Destilado 40 21: algoritmo, offshore e compadrio
Três causos a revelar bastante deste mundão interneteiro
Como sói acontecer, as reações às três grandes revelações da semana revelam mais que as próprias revelações.
Não será por isso, contudo, irrelevante aquilo que revelam.
Mesmo que todas — revelações e reações — sejam, em essência, há muito conhecidas.
1.
É até agora tumular o silêncio acerca da revelação de que Michelle Bolsonaro acionou a Caixa Econômica Federal para agilizar empréstimos a empresas e pessoas indicadas por ela.
Entre os que cortaram caminho, uma confeiteira, uma cabeleireira e um florista próximos à primeira-dama, que teria falado a respeito diretamente com o presidente do banco, Pedro Guimarães.
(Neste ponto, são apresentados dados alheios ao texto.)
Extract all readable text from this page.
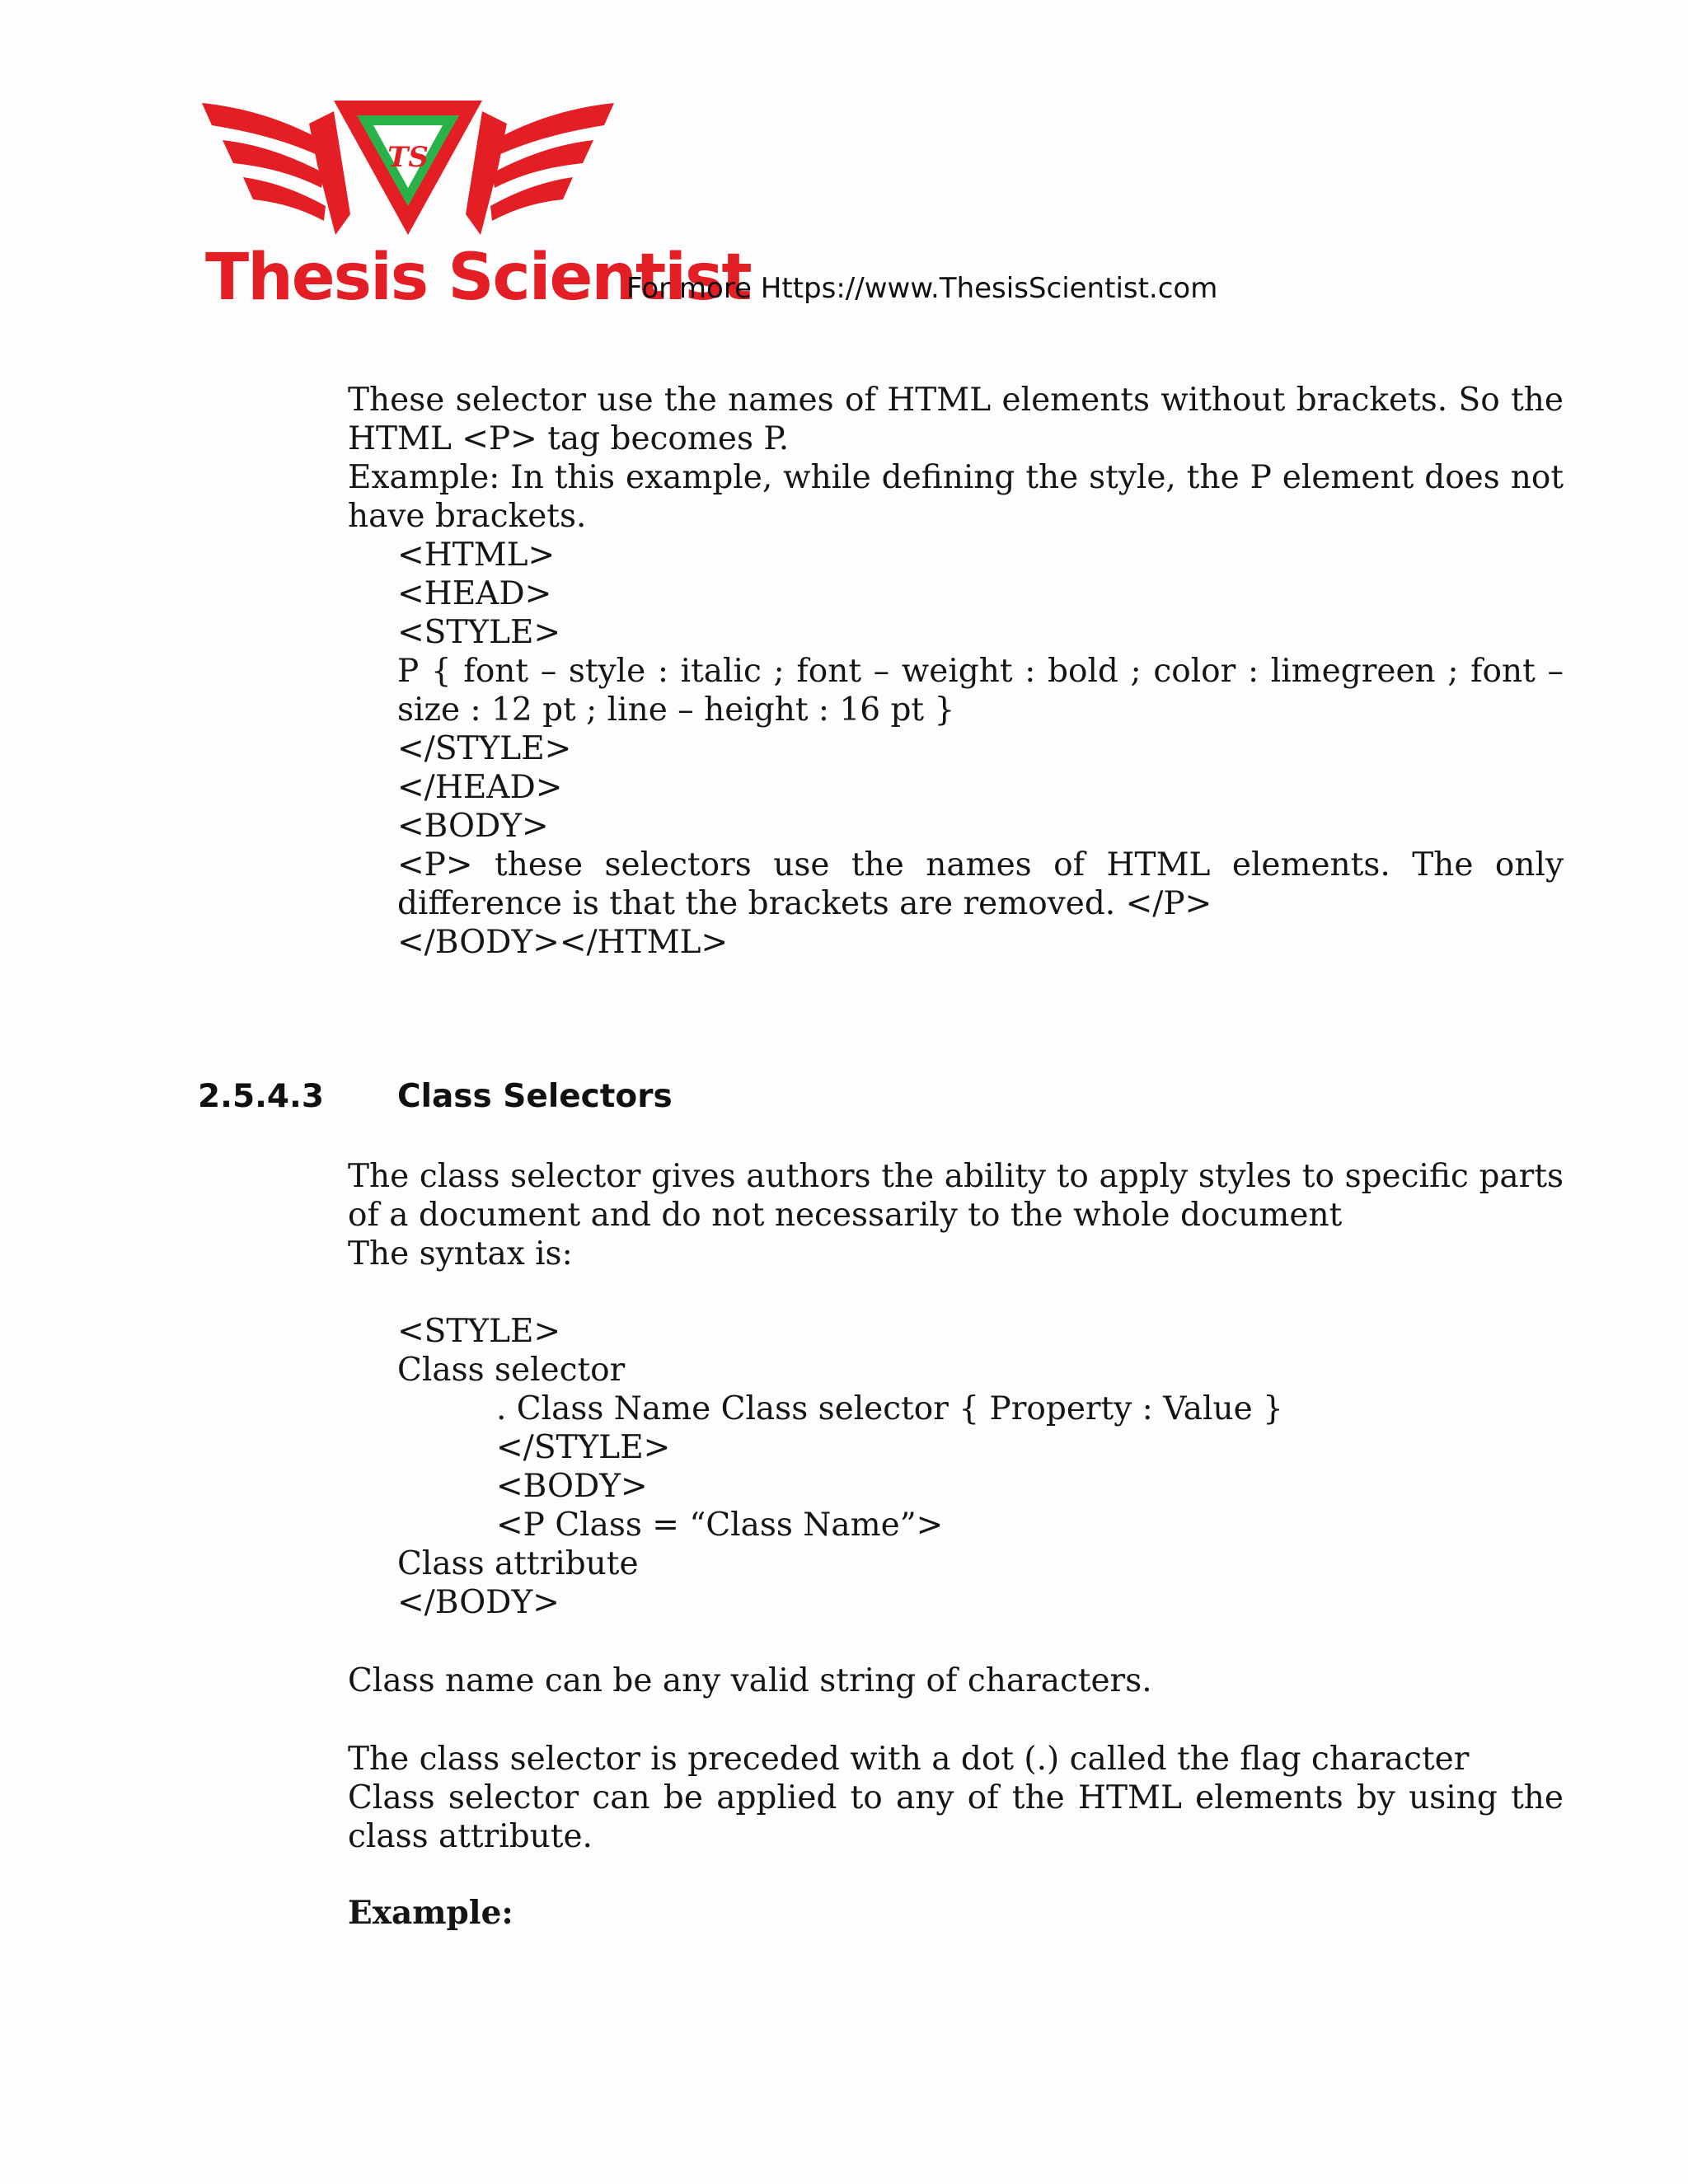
TS
Thesis Scientist
For more Https://www.ThesisScientist.com
These selector use the names of HTML elements without brackets. So the
HTML <P> tag becomes P.
Example: In this example, while defining the style, the P element does not
have brackets.
<HTML>
<HEAD>
<STYLE>
P { font – style : italic ; font – weight : bold ; color : limegreen ; font –
size : 12 pt ; line – height : 16 pt }
</STYLE>
</HEAD>
<BODY>
<P> these selectors use the names of HTML elements. The only
difference is that the brackets are removed. </P>
</BODY></HTML>
2.5.4.3 Class Selectors
The class selector gives authors the ability to apply styles to specific parts
of a document and do not necessarily to the whole document
The syntax is:
<STYLE>
Class selector
. Class Name Class selector { Property : Value }
</STYLE>
<BODY>
<P Class = “Class Name”>
Class attribute
</BODY>
Class name can be any valid string of characters.
The class selector is preceded with a dot (.) called the flag character
Class selector can be applied to any of the HTML elements by using the
class attribute.
Example:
A reação? Nenhuma. Nem mesmo das partes envolvidas, que — simplesmente — não comentaram.
Afinal, qual o problema em dar uma forcinha para uns conhecidos, ainda mais com tudo assim, tão à mão?
Levante a mão quem nunca viu isso de perto, talvez achando que tudo bem.
Ou, quem sabe, esperando a vez.
2.
O ministro da Economia, Paulo Guedes, mantém recursos em contas bancárias no exterior — e que viabilizam mais rentabilidade e menos impostos.
O presidente do Banco Central, Roberto Campos Neto, também.
(Ambos, pelo que se ouve, possuem trajetória prévia no mercado financeiro.)
Desde que declarada, a prática não é tida como irregular. Com a exigência complementar de que ocupantes de cargos públicos, uma vez em tais cargos, não tenham ingerência sobre tais recursos — precisamente o que alegam os citados.
Ainda assim, decisões deles no comando da economia podem ter gerado conflito de interesse.
A reação, além das fugazes e habituais manifestações de ultraje?
No Senado, está previsto que Guedes e Campos Neto sejam ouvidos no dia 19 de outubro, data sugerida por eles, em sessão conjunta de duas comissões.
Duas semanas e meia depois do caso vir à tona, portanto.
E como convidados, não convocados.
Já na Câmara, duas comissões haviam aprovado a convocação de Paulo Guedes, mas sem definir data para a audiência do ministro.
Tudo isso, contudo, pode mudar.
Pois os deputados em seguida resolveram que era preciso convocar Paulo Guedes para o Plenário da Câmara.
A data? Ficou em aberto.
(E o caso já desaparece das manchetes.)
3.
É ainda novidade para alguém que os tais algoritmos das tais redes sociais buscam manter o vivente em frente ao aparelho, na plataforma em que estiver, pelo maior tempo possível? E que conteúdos centrados na emocionalidade (política, sentimental, não importa) são bastante mais eficientes para isso? E que isso pode fazer mal à saúde das pessoas e prejudicar o debate político, abalando a tão vilipendiada democracia e a tão bem-intencionada sociedade ocidental?
Pois é. E o Facebook possui 2,8 bilhões de usuários — sim, quase três bilhões de pessoas. Possivelmente, nem todas honestos cidadãos de coração puro.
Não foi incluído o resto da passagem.